There’s a pause, then, “What?” The word is barked through the phone and it surprises me so much that I pull it away from my face and look at it for a second before I open the door to the town car that’s just pulled up to the curb in front of me.

“Tom, it’s Petra.” I settle into the back seat as the car pulls away from the curb.

“I know.”

Oh. Okay. “I need your help.”

“Why in the world would I help the woman who wrecked my best friend? Have you seen him out there these last two games? YOU DID THAT.” I don’t know if he’s yelling at me because he can’t hear himself over the crowd, or if he’s just yelling at me.

Maybe I deserve that. I left. I made Avery go get my stuff. I didn’t call. I didn’t come back. I didn’t reach out to him, even though he was right outside of LA for the first two games of the series. You had other important priorities, I tell myself.

I really can justify anything, can’t I?

“I need to make it right. Can you help me get in to see him?”

Tom’s laugh is bitter and hysterical at the same time. “Into the Honda Center? Oh, that’s funny. I’m his lawyer, not his agent.”

“Right,” I say, feeling less desperate as the pieces of a plan start to emerge in my mind. “Can you give me his agent’s info?”

“Why would I do that?” he asks and behind him there’s another big groan from the crowd. “Oh good, Anaheim just scored a goal because we’re playing with five players on the ice for the next . . . three and a half minutes, thanks to Alex’s penalty.”

That’s why, Tom. That’s why you need to give me his agent’s info—because I’m the only one who can keep him out of the penalty box. If you don’t let me help him now, he’s going to wreck his career, and it’s going to be on both our consciences.”

“Fine,” Tom bites out. “I’ll text you his info.”

“Thank you, Tom. Really.”

He disconnects the call with no response, and I’m not even sure if he heard me. More fences to mend later.

The contact comes through via text immediately.

“Excuse me,” I say to the driver. “I’m going to need you to drop me off at the Honda Center on your way back to LA.”

He glances at me quickly in the rearview mirror before his eyes shift back to the road. “You want me to . . . drop you off?” Is that skepticism or confusion making his question come out so slowly?

“Um,” I say as I glance down at the contact info on my phone.

“You don’t want me to wait for you?”

“No, but thank you. You get back to LA and go on with your night.”

“But . . .” He glances at me in the rearview mirror again, the lines at the corner of his eyes wrinkling as he tries to make sense of my request. “I was told to bring you back to LA.”

“Change of plans.” I shrug as I call Jameson Flynn, who, according to the contact info Tom sent me, is apparently Aleksandr’s agent. The phone rings four times, then goes to voice mail. I don’t leave a message. He’s probably screening his calls and doesn’t recognize my number. Instead, I send him a text message.

PetraHi Jameson, my name is Petra Volkova. Tom Sheppard, Alex Ivanov’s lawyer, gave me your number.

I pause for a moment to think of what I can say to get Jameson to help me get into that game.
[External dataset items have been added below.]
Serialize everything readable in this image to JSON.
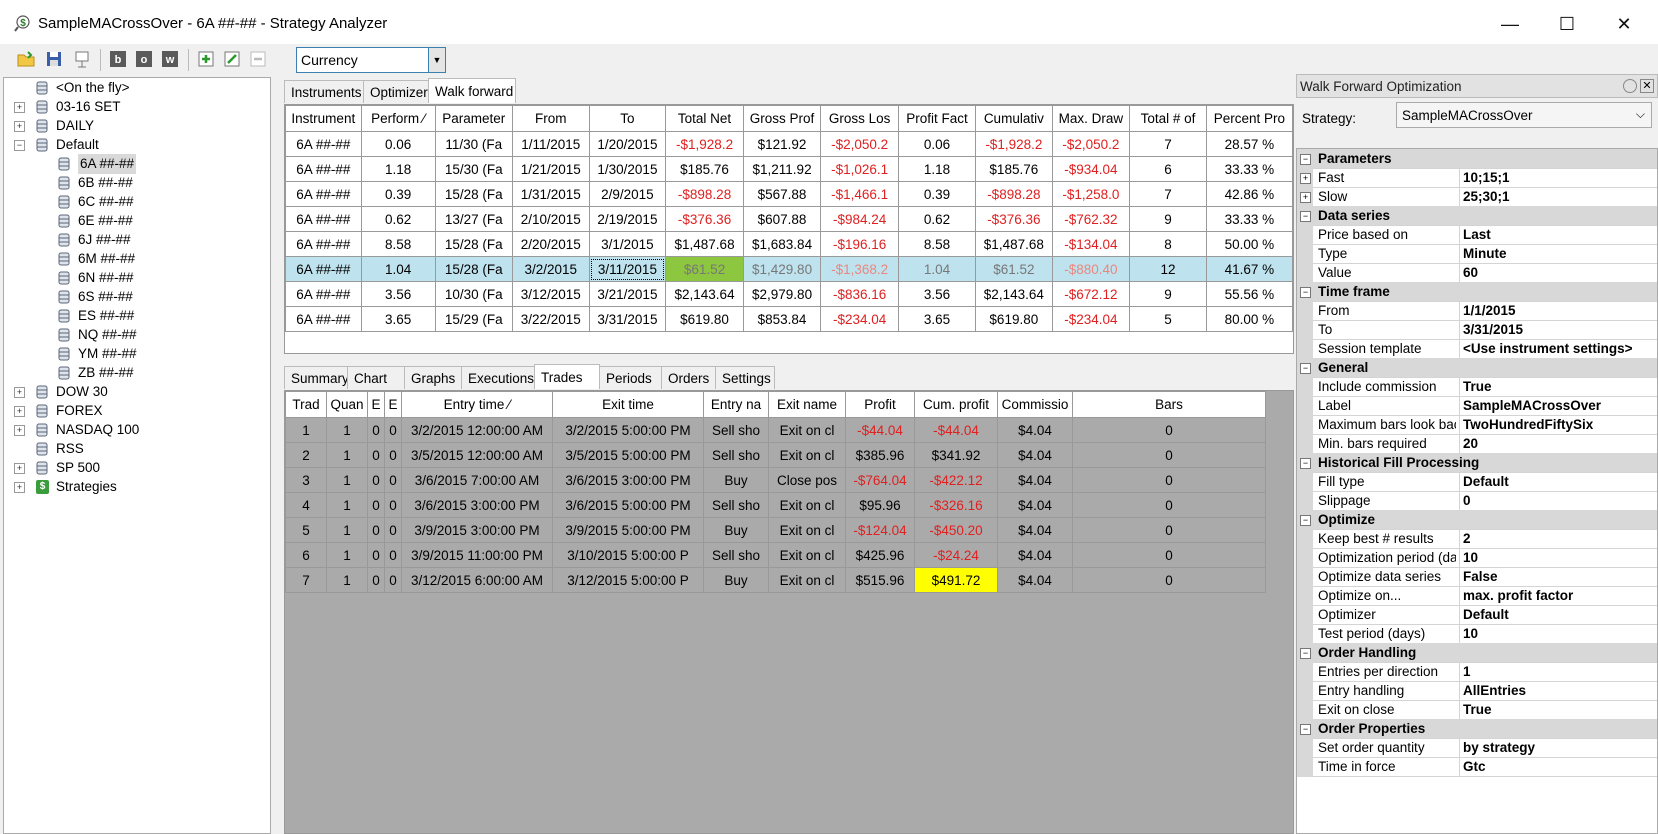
{
  "window": {
    "title": "SampleMACrossOver - 6A ##-## - Strategy Analyzer"
  },
  "toolbar": {
    "currency_value": "Currency"
  },
  "tree": {
    "items": [
      {
        "label": "<On the fly>",
        "expandable": false,
        "indent": 1
      },
      {
        "label": "03-16 SET",
        "expandable": true,
        "sign": "+",
        "indent": 0
      },
      {
        "label": "DAILY",
        "expandable": true,
        "sign": "+",
        "indent": 0
      },
      {
        "label": "Default",
        "expandable": true,
        "sign": "−",
        "indent": 0
      },
      {
        "label": "6A ##-##",
        "expandable": false,
        "indent": 2,
        "selected": true
      },
      {
        "label": "6B ##-##",
        "expandable": false,
        "indent": 2
      },
      {
        "label": "6C ##-##",
        "expandable": false,
        "indent": 2
      },
      {
        "label": "6E ##-##",
        "expandable": false,
        "indent": 2
      },
      {
        "label": "6J ##-##",
        "expandable": false,
        "indent": 2
      },
      {
        "label": "6M ##-##",
        "expandable": false,
        "indent": 2
      },
      {
        "label": "6N ##-##",
        "expandable": false,
        "indent": 2
      },
      {
        "label": "6S ##-##",
        "expandable": false,
        "indent": 2
      },
      {
        "label": "ES ##-##",
        "expandable": false,
        "indent": 2
      },
      {
        "label": "NQ ##-##",
        "expandable": false,
        "indent": 2
      },
      {
        "label": "YM ##-##",
        "expandable": false,
        "indent": 2
      },
      {
        "label": "ZB ##-##",
        "expandable": false,
        "indent": 2
      },
      {
        "label": "DOW 30",
        "expandable": true,
        "sign": "+",
        "indent": 0
      },
      {
        "label": "FOREX",
        "expandable": true,
        "sign": "+",
        "indent": 0
      },
      {
        "label": "NASDAQ 100",
        "expandable": true,
        "sign": "+",
        "indent": 0
      },
      {
        "label": "RSS",
        "expandable": false,
        "indent": 1
      },
      {
        "label": "SP 500",
        "expandable": true,
        "sign": "+",
        "indent": 0
      },
      {
        "label": "Strategies",
        "expandable": true,
        "sign": "+",
        "indent": 0,
        "icon": "dollar"
      }
    ]
  },
  "top_tabs": [
    "Instruments",
    "Optimizer",
    "Walk forward"
  ],
  "top_tabs_active": 2,
  "walk_forward": {
    "columns": [
      "Instrument",
      "Perform",
      "Parameter",
      "From",
      "To",
      "Total Net",
      "Gross Prof",
      "Gross Los",
      "Profit Fact",
      "Cumulativ",
      "Max. Draw",
      "Total # of",
      "Percent Pro"
    ],
    "sort_column": 1,
    "rows": [
      [
        "6A ##-##",
        "0.06",
        "11/30 (Fa",
        "1/11/2015",
        "1/20/2015",
        "-$1,928.2",
        "$121.92",
        "-$2,050.2",
        "0.06",
        "-$1,928.2",
        "-$2,050.2",
        "7",
        "28.57 %"
      ],
      [
        "6A ##-##",
        "1.18",
        "15/30 (Fa",
        "1/21/2015",
        "1/30/2015",
        "$185.76",
        "$1,211.92",
        "-$1,026.1",
        "1.18",
        "$185.76",
        "-$934.04",
        "6",
        "33.33 %"
      ],
      [
        "6A ##-##",
        "0.39",
        "15/28 (Fa",
        "1/31/2015",
        "2/9/2015",
        "-$898.28",
        "$567.88",
        "-$1,466.1",
        "0.39",
        "-$898.28",
        "-$1,258.0",
        "7",
        "42.86 %"
      ],
      [
        "6A ##-##",
        "0.62",
        "13/27 (Fa",
        "2/10/2015",
        "2/19/2015",
        "-$376.36",
        "$607.88",
        "-$984.24",
        "0.62",
        "-$376.36",
        "-$762.32",
        "9",
        "33.33 %"
      ],
      [
        "6A ##-##",
        "8.58",
        "15/28 (Fa",
        "2/20/2015",
        "3/1/2015",
        "$1,487.68",
        "$1,683.84",
        "-$196.16",
        "8.58",
        "$1,487.68",
        "-$134.04",
        "8",
        "50.00 %"
      ],
      [
        "6A ##-##",
        "1.04",
        "15/28 (Fa",
        "3/2/2015",
        "3/11/2015",
        "$61.52",
        "$1,429.80",
        "-$1,368.2",
        "1.04",
        "$61.52",
        "-$880.40",
        "12",
        "41.67 %"
      ],
      [
        "6A ##-##",
        "3.56",
        "10/30 (Fa",
        "3/12/2015",
        "3/21/2015",
        "$2,143.64",
        "$2,979.80",
        "-$836.16",
        "3.56",
        "$2,143.64",
        "-$672.12",
        "9",
        "55.56 %"
      ],
      [
        "6A ##-##",
        "3.65",
        "15/29 (Fa",
        "3/22/2015",
        "3/31/2015",
        "$619.80",
        "$853.84",
        "-$234.04",
        "3.65",
        "$619.80",
        "-$234.04",
        "5",
        "80.00 %"
      ]
    ],
    "highlighted_row": 5
  },
  "bottom_tabs": [
    "Summary",
    "Chart",
    "Graphs",
    "Executions",
    "Trades",
    "Periods",
    "Orders",
    "Settings"
  ],
  "bottom_tabs_active": 4,
  "trades": {
    "columns": [
      "Trad",
      "Quan",
      "E",
      "E",
      "Entry time",
      "Exit time",
      "Entry na",
      "Exit name",
      "Profit",
      "Cum. profit",
      "Commissio",
      "Bars"
    ],
    "sort_column": 4,
    "rows": [
      [
        "1",
        "1",
        "0",
        "0",
        "3/2/2015 12:00:00 AM",
        "3/2/2015 5:00:00 PM",
        "Sell sho",
        "Exit on cl",
        "-$44.04",
        "-$44.04",
        "$4.04",
        "0"
      ],
      [
        "2",
        "1",
        "0",
        "0",
        "3/5/2015 12:00:00 AM",
        "3/5/2015 5:00:00 PM",
        "Sell sho",
        "Exit on cl",
        "$385.96",
        "$341.92",
        "$4.04",
        "0"
      ],
      [
        "3",
        "1",
        "0",
        "0",
        "3/6/2015 7:00:00 AM",
        "3/6/2015 3:00:00 PM",
        "Buy",
        "Close pos",
        "-$764.04",
        "-$422.12",
        "$4.04",
        "0"
      ],
      [
        "4",
        "1",
        "0",
        "0",
        "3/6/2015 3:00:00 PM",
        "3/6/2015 5:00:00 PM",
        "Sell sho",
        "Exit on cl",
        "$95.96",
        "-$326.16",
        "$4.04",
        "0"
      ],
      [
        "5",
        "1",
        "0",
        "0",
        "3/9/2015 3:00:00 PM",
        "3/9/2015 5:00:00 PM",
        "Buy",
        "Exit on cl",
        "-$124.04",
        "-$450.20",
        "$4.04",
        "0"
      ],
      [
        "6",
        "1",
        "0",
        "0",
        "3/9/2015 11:00:00 PM",
        "3/10/2015 5:00:00 P",
        "Sell sho",
        "Exit on cl",
        "$425.96",
        "-$24.24",
        "$4.04",
        "0"
      ],
      [
        "7",
        "1",
        "0",
        "0",
        "3/12/2015 6:00:00 AM",
        "3/12/2015 5:00:00 P",
        "Buy",
        "Exit on cl",
        "$515.96",
        "$491.72",
        "$4.04",
        "0"
      ]
    ]
  },
  "right_panel": {
    "title": "Walk Forward Optimization",
    "strategy_label": "Strategy:",
    "strategy_value": "SampleMACrossOver",
    "properties": [
      {
        "type": "cat",
        "label": "Parameters"
      },
      {
        "type": "prop",
        "label": "Fast",
        "value": "10;15;1",
        "expandable": true
      },
      {
        "type": "prop",
        "label": "Slow",
        "value": "25;30;1",
        "expandable": true
      },
      {
        "type": "cat",
        "label": "Data series"
      },
      {
        "type": "prop",
        "label": "Price based on",
        "value": "Last"
      },
      {
        "type": "prop",
        "label": "Type",
        "value": "Minute"
      },
      {
        "type": "prop",
        "label": "Value",
        "value": "60"
      },
      {
        "type": "cat",
        "label": "Time frame"
      },
      {
        "type": "prop",
        "label": "From",
        "value": "1/1/2015"
      },
      {
        "type": "prop",
        "label": "To",
        "value": "3/31/2015"
      },
      {
        "type": "prop",
        "label": "Session template",
        "value": "<Use instrument settings>"
      },
      {
        "type": "cat",
        "label": "General"
      },
      {
        "type": "prop",
        "label": "Include commission",
        "value": "True"
      },
      {
        "type": "prop",
        "label": "Label",
        "value": "SampleMACrossOver"
      },
      {
        "type": "prop",
        "label": "Maximum bars look bac",
        "value": "TwoHundredFiftySix"
      },
      {
        "type": "prop",
        "label": "Min. bars required",
        "value": "20"
      },
      {
        "type": "cat",
        "label": "Historical Fill Processing"
      },
      {
        "type": "prop",
        "label": "Fill type",
        "value": "Default"
      },
      {
        "type": "prop",
        "label": "Slippage",
        "value": "0"
      },
      {
        "type": "cat",
        "label": "Optimize"
      },
      {
        "type": "prop",
        "label": "Keep best # results",
        "value": "2"
      },
      {
        "type": "prop",
        "label": "Optimization period (da",
        "value": "10"
      },
      {
        "type": "prop",
        "label": "Optimize data series",
        "value": "False"
      },
      {
        "type": "prop",
        "label": "Optimize on...",
        "value": "max. profit factor"
      },
      {
        "type": "prop",
        "label": "Optimizer",
        "value": "Default"
      },
      {
        "type": "prop",
        "label": "Test period (days)",
        "value": "10"
      },
      {
        "type": "cat",
        "label": "Order Handling"
      },
      {
        "type": "prop",
        "label": "Entries per direction",
        "value": "1"
      },
      {
        "type": "prop",
        "label": "Entry handling",
        "value": "AllEntries"
      },
      {
        "type": "prop",
        "label": "Exit on close",
        "value": "True"
      },
      {
        "type": "cat",
        "label": "Order Properties"
      },
      {
        "type": "prop",
        "label": "Set order quantity",
        "value": "by strategy"
      },
      {
        "type": "prop",
        "label": "Time in force",
        "value": "Gtc"
      }
    ]
  },
  "colors": {
    "negative": "#e02020",
    "highlight_row": "#bfe3ee",
    "green_cell": "#8dc63f",
    "yellow_cell": "#ffff00"
  }
}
Is he even there? It’s the Stanley Cup finals—of course he’s there. I glance at the clock. It’s after 8:00 p.m. so I’m sure I’ve just missed the first intermission. I have to make it there in time for the second intermission, or this is all for naught.

“Can you go just a bit faster?” I ask the driver. “I really need to make it to this game before the end of the second period.”

“There’s no traffic. We’ll be there in about fifteen minutes,” he says as we cruise along the highway. Around us, the hills boast the green grass that’s only present in the winter and spring.

Petra: I know the way he’s playing tonight is . . . less than desirable. I need to talk to him before the next period begins. Can you please get me in to see him? It’s an emergency.

The bubbles pop up on the screen and at least I know he’s seen my text. I hold my breath while I wait for his response.

Jameson: I’m sorry, I don’t know you or how you know Alex . . . and you believe I would “get you in to see him” because . . .?

Suddenly, our relationship is not only a risk I want to take, it’s something I want to celebrate. But I don’t know how he’d feel about me telling his agent. I just have to hope that he’ll forgive me once I explain why I shared this information.

Petra: I’m his wife.

Jameson: Bullshit.

Petra: I’m not sure what I can tell you that will make you believe me. But I’m the only person who might be able to turn his game around. I assume you work on commission and want him to sign a new contract when this one is up?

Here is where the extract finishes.